# Forza motorsport 7



## ollienoclue (Jan 30, 2017)

Is out October 3rd apparently. Definitely coming to Xbox, I am unsure about PC.

Over 700 cars, including Porsche this time.


----------



## Joshr1989 (May 16, 2015)

Said windows 10 at the end of the advert so I'd say PC is getting a copy. Microsoft are releasing all exclusives for PC through the windows store I believe.


Sent from my iPhone using Tapatalk


----------



## ollienoclue (Jan 30, 2017)

Sounds good. Just hope we have Ruf again this time. Miss my RGT-8.
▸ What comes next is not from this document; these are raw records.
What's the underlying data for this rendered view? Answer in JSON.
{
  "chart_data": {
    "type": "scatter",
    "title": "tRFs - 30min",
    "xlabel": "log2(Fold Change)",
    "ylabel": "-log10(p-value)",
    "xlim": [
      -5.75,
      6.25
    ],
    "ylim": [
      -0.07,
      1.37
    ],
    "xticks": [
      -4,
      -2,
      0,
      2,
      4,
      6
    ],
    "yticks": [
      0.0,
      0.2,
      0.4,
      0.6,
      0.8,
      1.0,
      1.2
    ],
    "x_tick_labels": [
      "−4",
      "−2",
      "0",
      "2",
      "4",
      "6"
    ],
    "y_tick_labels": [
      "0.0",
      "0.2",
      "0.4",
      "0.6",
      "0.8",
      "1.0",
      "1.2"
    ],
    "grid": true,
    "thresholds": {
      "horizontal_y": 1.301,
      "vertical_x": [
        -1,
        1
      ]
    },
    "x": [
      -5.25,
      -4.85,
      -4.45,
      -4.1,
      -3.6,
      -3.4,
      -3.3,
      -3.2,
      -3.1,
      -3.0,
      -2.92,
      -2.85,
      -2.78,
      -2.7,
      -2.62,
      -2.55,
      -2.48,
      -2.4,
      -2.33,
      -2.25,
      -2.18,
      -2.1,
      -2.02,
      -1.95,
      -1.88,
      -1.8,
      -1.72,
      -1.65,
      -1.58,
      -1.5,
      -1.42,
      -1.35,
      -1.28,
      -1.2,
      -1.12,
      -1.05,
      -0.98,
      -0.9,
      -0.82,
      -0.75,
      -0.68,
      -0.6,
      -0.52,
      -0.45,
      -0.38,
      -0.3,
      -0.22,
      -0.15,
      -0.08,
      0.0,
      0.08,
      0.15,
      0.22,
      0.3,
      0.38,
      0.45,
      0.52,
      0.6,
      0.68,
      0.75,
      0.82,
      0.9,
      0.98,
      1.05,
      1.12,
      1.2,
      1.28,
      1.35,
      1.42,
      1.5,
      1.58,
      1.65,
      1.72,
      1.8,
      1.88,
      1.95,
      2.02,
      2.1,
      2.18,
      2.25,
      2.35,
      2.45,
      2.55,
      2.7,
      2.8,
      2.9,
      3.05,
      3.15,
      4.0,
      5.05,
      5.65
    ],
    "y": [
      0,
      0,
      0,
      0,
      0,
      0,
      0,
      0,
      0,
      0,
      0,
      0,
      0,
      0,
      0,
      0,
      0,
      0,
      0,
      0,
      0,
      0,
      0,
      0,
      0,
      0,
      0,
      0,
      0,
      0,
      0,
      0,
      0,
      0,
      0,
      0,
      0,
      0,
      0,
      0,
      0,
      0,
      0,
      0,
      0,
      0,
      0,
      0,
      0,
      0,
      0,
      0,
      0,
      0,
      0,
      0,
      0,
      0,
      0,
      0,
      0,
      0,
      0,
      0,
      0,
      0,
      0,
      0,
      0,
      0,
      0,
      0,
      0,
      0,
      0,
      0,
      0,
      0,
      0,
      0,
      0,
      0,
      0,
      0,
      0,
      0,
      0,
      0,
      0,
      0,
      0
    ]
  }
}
In the meantime here are some Forza Horizon 3 screenies:


----------



## Leooo (Apr 2, 2010)

Those photos are ridiculous! Nice work. I'm tempted by the Xbox one x just for Forza 7 and horizon 3 lol

Sent from my SM-G955F using Tapatalk


----------



## ollienoclue (Jan 30, 2017)

I would point out the best ones are not mine, I just half inched them off the Forza hub which is loaded with jaw dropping stuff. The acid green 918 is mine.


----------



## ElliottHorwood (May 25, 2017)

It will be an xbox play anywhere, forza horizon 3 was the same. If you buy the game either on xbox or pc you get option to play on both. After playing horizon 3 on the xbox then switching to pc, i dont think i would ever play another forza title on the xbox


----------



## scuba-phil (Feb 18, 2016)

iv just swapped my ps4 for an xbox one so i can play forza


----------